Dans une période marquée par l’incertitude, une victoire progressiste d’envergure offre un souffle d’espoir et peut servir de catalyseur pour renforcer le mouvement, à la fois en opposition à Donald Trump et en faveur d’un avenir plus équitable. À l’instar de Bernie Sanders et Alexandria Ocasio-Cortez, Zohran Mamdani se distingue par sa capacité à communiquer les idées progressistes dans un langage accessible et concret. Toutefois, il est important de reconnaître que tous les candidats démocrates ne peuvent remporter des élections en se revendiquant ouvertement progressistes, et encore moins socialistes. Le camp républicain, Trump en tête, l’a bien compris et cherchera à instrumentaliser la victoire de Mamdani pour peindre l’ensemble du Parti démocrate en rouge.

Le lendemain de la victoire de Mamdani à la primaire, Trump s’est emporté sur son réseau Truth Social, qualifiant Mamdani de « lunatique 100 % communiste ». À l’instar d’Alexandria Ocasio-Cortez, Mamdani est appelé à devenir une figure polarisante, utilisée par les républicains pour mobiliser leur base et tenter de renverser les démocrates dans les circonscriptions clés lors des prochaines élections à la Chambre. Il lui faudra alors convaincre des poids lourds du Parti démocrate, comme Chuck Schumer et Hakeem Jeffries (tous deux originaires de New York) de le soutenir plutôt que de s’opposer systématiquement à lui, ce qui reste incertain compte tenu de leurs différends répétés avec l’aile gauche du parti. Par ailleurs, certains candidats démocrates engagés dans des batailles électorales serrées pourraient chercher à se distancier de ses positions pour préserver leur propre crédibilité auprès d’un électorat plus modéré.

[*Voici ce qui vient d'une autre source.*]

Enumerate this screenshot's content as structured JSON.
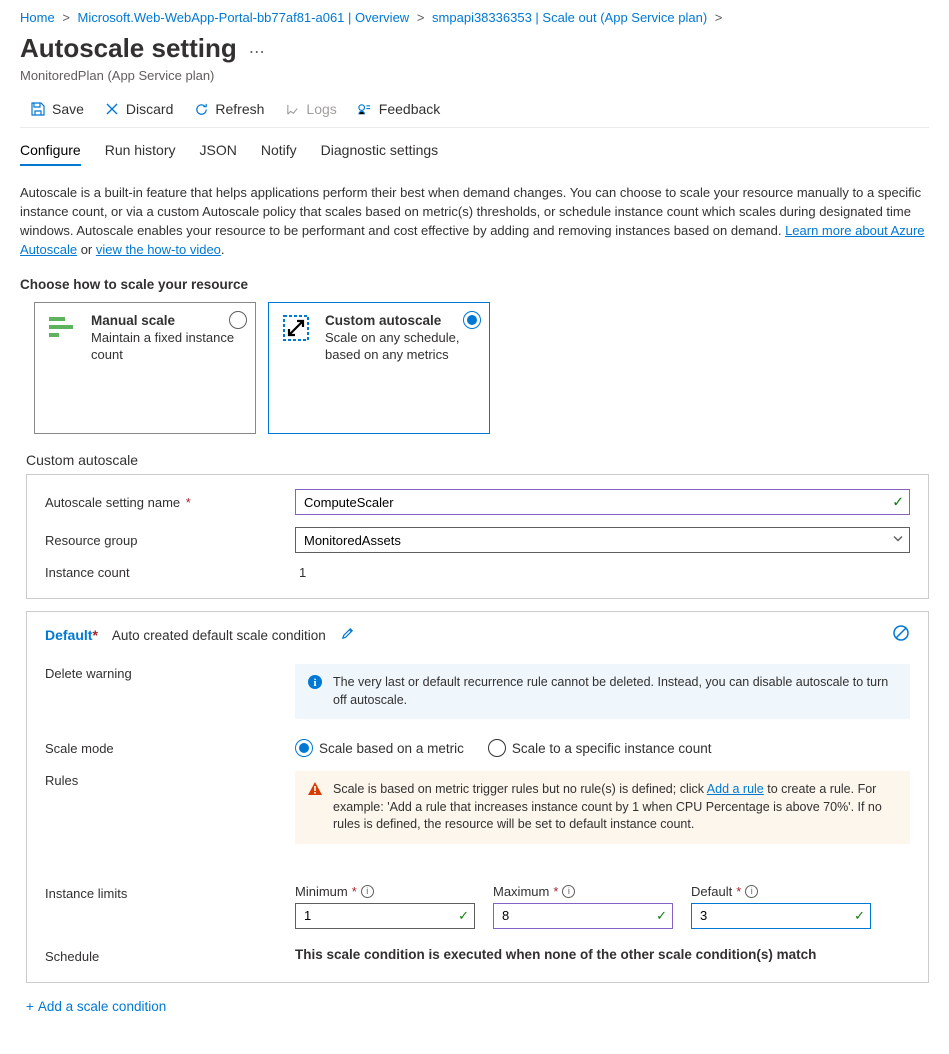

L’un des accomplissements les plus significatifs de Zohran Mamdani pourrait être de raviver la confiance des jeunes électeurs dans le pouvoir de la politique électorale et dans la capacité des institutions publiques à répondre concrètement aux besoins de la population. Sa victoire pourrait servir de catalyseur, incitant libéraux et progressistes à travers le pays à s’engager davantage dans des organisations locales. À l’approche des élections de mi-mandat l’an prochain, on peut espérer une mobilisation accrue de bénévoles prêts à s’investir sur le terrain.

La façon dont Zohran Mamdani dirigera la ville de New York sera déterminante. S’il réussit à devenir maire, il fera plus que transformer la vie des New-Yorkais de la classe ouvrière : il pourrait inspirer une nouvelle génération de militants à se lancer dans la vie politique – que ce soit au sein des conseils scolaires, de la législature de l’État ou du Congrès. Ce renouvellement pourrait contribuer à affaiblir l’establishment qui domine encore le Parti démocrate et à éloigner le parti de son aile corporatiste, en faveur d’un projet résolument progressiste centré sur les besoins réels de la population.

Article originellement publié par notre partenaire Jacobin sous le titre « How Zohran Mamdani Can Succeed as Mayor », traduit et édité pour LVSL.